Fin novembre, une plainte a été déposée (voir ICI) pour corruption et coalition de fonctionnaires, au motif que cinq des quinze experts qui ont recommandé le vaccin au gouvernement présentent des conflits d’intérêts.

Le commissariat Influenza refuse toujours de rendre publique la liste des experts scientifiques qui ont incité le gouvernement à commander 12,6 millions de doses de vaccin antigrippe A/H1N1 à la firme GSK, en juillet 2009. Car il faudrait aussi dans cette liste d'experts, recenser ceux qui auraient dû rentrer une déclaration de conflits d’intérêt. Et qui ne semblent pas l'avoir fait.

L’association "Initiative citoyenne", à l'origine de la plainte, a donné son point de vue dans une carte blanche dans LE SOIR du 26/11/2010, estimant que cette situation d'experts liés par ailleurs à des laboratoires pharmaceutiques "gangrène la santé publique mais aussi la démocratie depuis déjà des années ".

Et donc ce 9 décembre, 2 représentants de Pharma.be répondent dans une carte blanche.

Ils n'hésitent pas à opposer " ceux de la société ouverte qui encouragent le débat contradictoire, fondement de la science comme de la démocratie,à ceux de la société fermée, qui ne veulent entendre que des personnes libres de tout conflit d'intérêts"

C'est assez osé dans le genre !

Parce qu'une société démocratique, c'est aussi la transparence et l'information.

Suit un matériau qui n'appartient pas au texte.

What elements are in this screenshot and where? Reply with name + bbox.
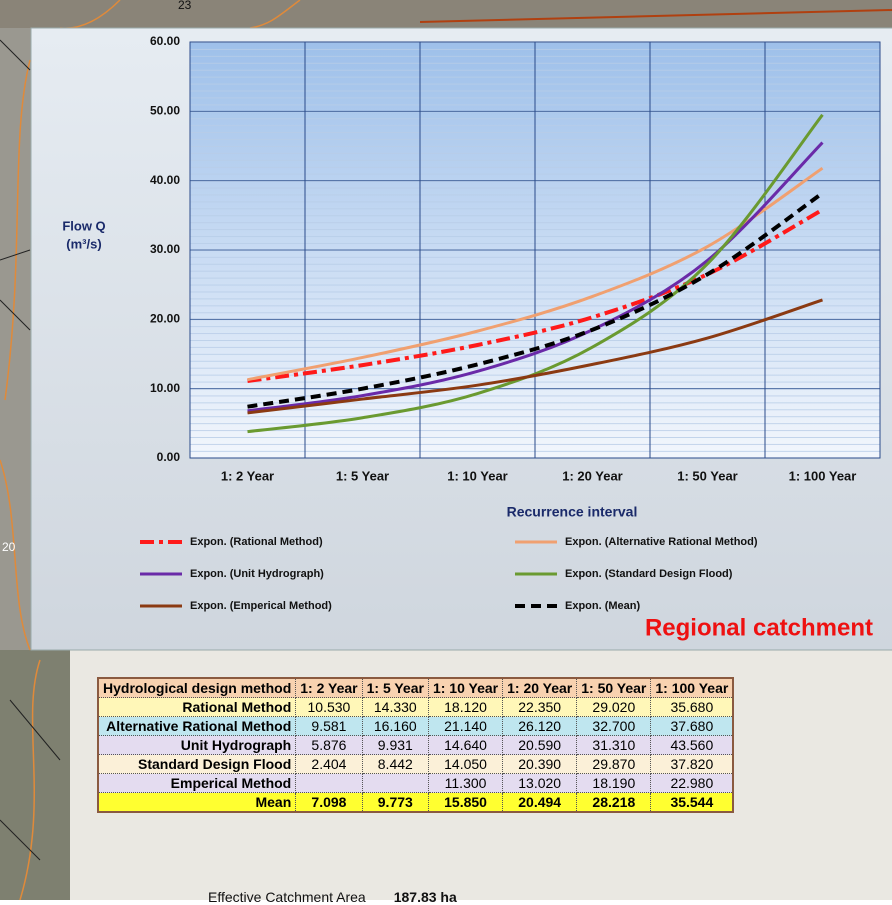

C'est le moment de relire les enquêtes sur le Médiator par exemple pour se rendre compte que "la société ouverte qui prône le débat contradictoire" a un peu de plomb dans l'aile. Il n'est qu'à voir comment l'Afssaps traitait la remarquable pneumologue Irène Frachon (à l'origine de l'obligation de retrait du Médiator) de "chevalier blanc narcissique".

Vous ne serez pas surpris que l'Afssaps, financée à 80% par des taxes directement versées par les labos pharmaceutiques, éprouve, elle aussi, des difficultés à publier la liste des conflits d'intérêts de ses experts puisque la dernière publication remonte, selon "Marianne" ( N° 711), à 2005.

Et puisque nous voulons une société ouverte encourageant le débat contradictoire, que le Comité scientifique Influenza et le Conseil supérieur de la santé dévoilent la liste exacte et les déclarations d’intérêts des experts qui ont recommandé au gouvernement le choix exclusif du vaccin anti-A/H1N1 de GSK, alors que d'autres pays ont, eux, sollicité plusieurs labos. Que ces déclarations d'intérêts soient vérifiées pour s’assurer de leur complétude mais aussi qu'il soit procédé à leur analyse de manière approfondie, collégiale et contradictoire afin de garantir une expertise indépendante. C'est bien évidemment ici que le débat contradictoire et collégial prend tout son sens pour mesurer si conflits d'intérêts ou biais d'influence peuvent être présents.

En France, tout expert doit remplir une déclaration sur l’honneur détaillant ses liens avec l’industrie : a-t-il des intérêts financiers (obligations, actions) dans un laboratoire ? A-t-il participé à des essais cliniques ? Intervient-il comme consultant ponctuel ou régulier auprès d’une firme ? A-t-il un membre de sa famille proche, salarié dans l’industrie ?

L’expert doit aussi mentionner toutes les interventions (colloques, congrès…) faites à l’invitation d’un laboratoire. Il doit enfin et surtout préciser si ces activités ont donné lieu à une rémunération personnelle ou reversée à son service hospitalier ou laboratoire.

Ces déclarations d’intérêts sont publiques et accessibles sur le site Internet des agences.

Aux USA, il existe le Physician Payment Sunshine Act. qui oblige les entreprises pharmaceutiques à rendre publics tous leurs liens avec des médecins et le montant des rémunérations qui leur sont versées.

Alors, ces pays sont-ils des adeptes de la société fermée décrite dans la carte blanche ??

Une chose est en tout cas certaine : les conflits d’intérêts, les biais d'influence et les experts auto-proclamés représentent un facteur de risque sanitaire.

Il est donc indispensable de pouvoir légitimer une décision de santé publique en se reposant sur une expertise indépendante.